Flux maintainers, however, said they'd take Schoenborn's request under consideration.

"Flux leans this way, [while] Argo has its own RBAC," said Alexis Richardson, CEO at Weaveworks. "But [as] you start integrating across many systems, then you need the overhead of cross-checking , aka policy."

Open questions remain as GitOps matures

To industry analysts, these discussions indicate that GitOps remains in its infancy, and is subject to a lingering divide between the interests of smaller, developer-driven organizations and larger enterprises with bigger IT teams.

Daniel Kennedy, 451 ResearchDaniel Kennedy

"[Schoenborn's] is a classic developer position ... that they spend too much time explaining to folks how things should work -- 'just let me do what I need to do,'" said Daniel Kennedy, an analyst at 451 Research, a division of S&P Global. "But at a certain scale, there are scaling concerns developers don't necessarily want to be involved with, nor should they be, because no enterprise wants a developer who [is paid] more to spend time maintaining infrastructure."

Schoenborn acknowledged this concern for large enterprises, but "small orgs should have access to safe practices, too," he said, "Especially since there is no technical reason it can't be done."

Other industry watchers said Schoenborn's perspective points to the future evolution of GitOps and Kubernetes.

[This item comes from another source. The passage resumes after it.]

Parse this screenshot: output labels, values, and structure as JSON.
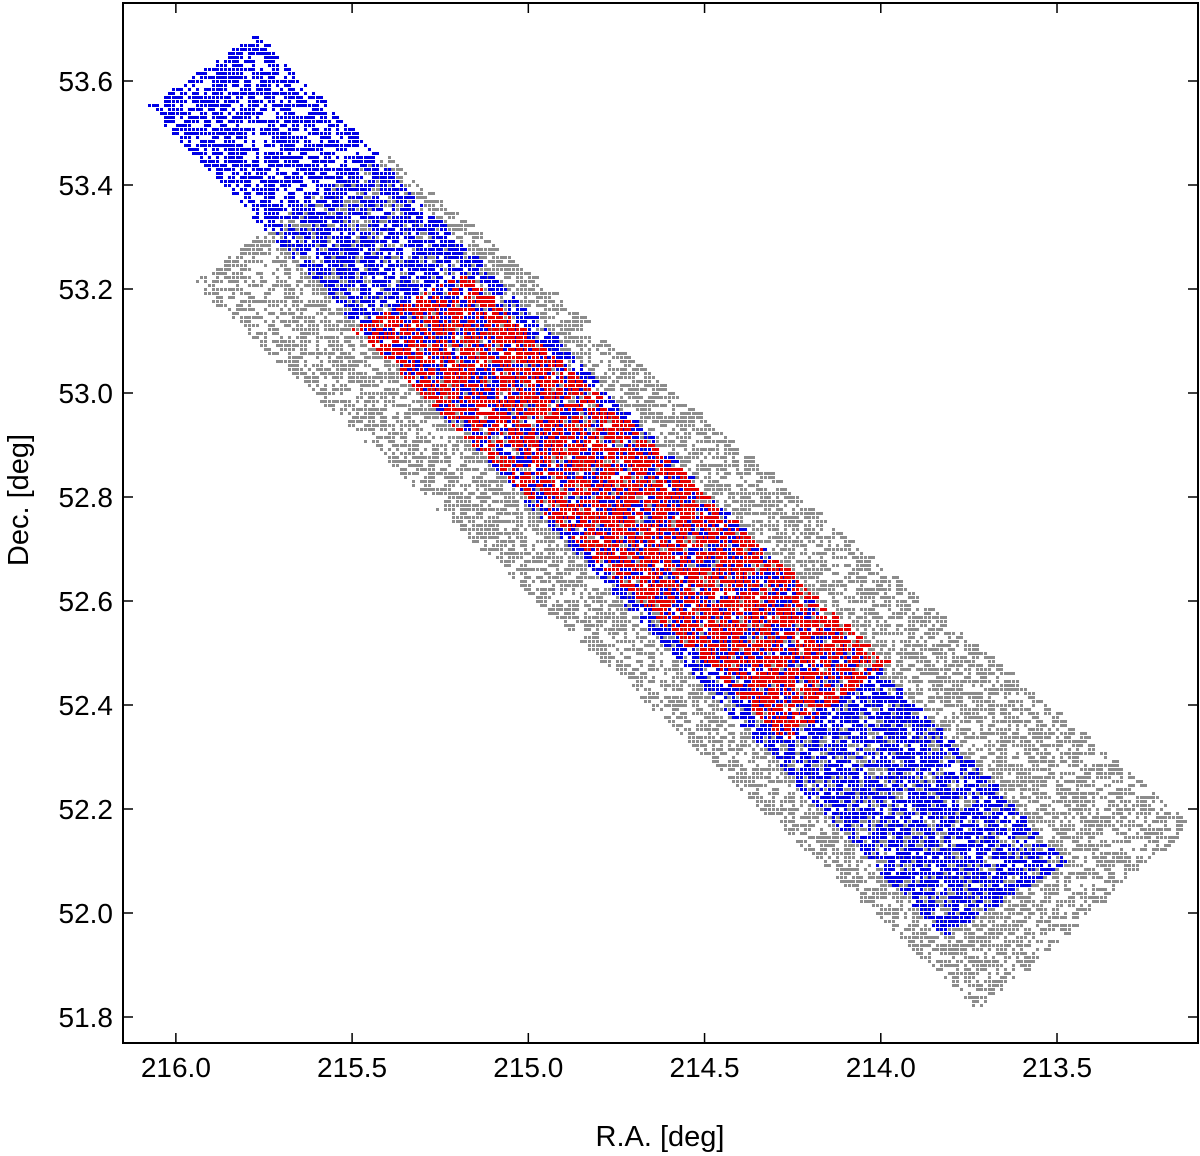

"Currently permissions and defaults in Kubernetes are sub-optimal from a security perspective, so improving automation and control will be attractive to some organizations," said James Governor, an analyst at RedMonk. "I believe that automation, controls and guardrails for Kubernetes infrastructure is the next wave for the platform, as much as an improved developer experience."

Enterprises can use tools such as Open Policy Agent as GitOps matures, to handle concerns about separation of duties, Governor said.

"One advantage of GitOps is that you know who changed what, when and why, from a central policy perspective," he said.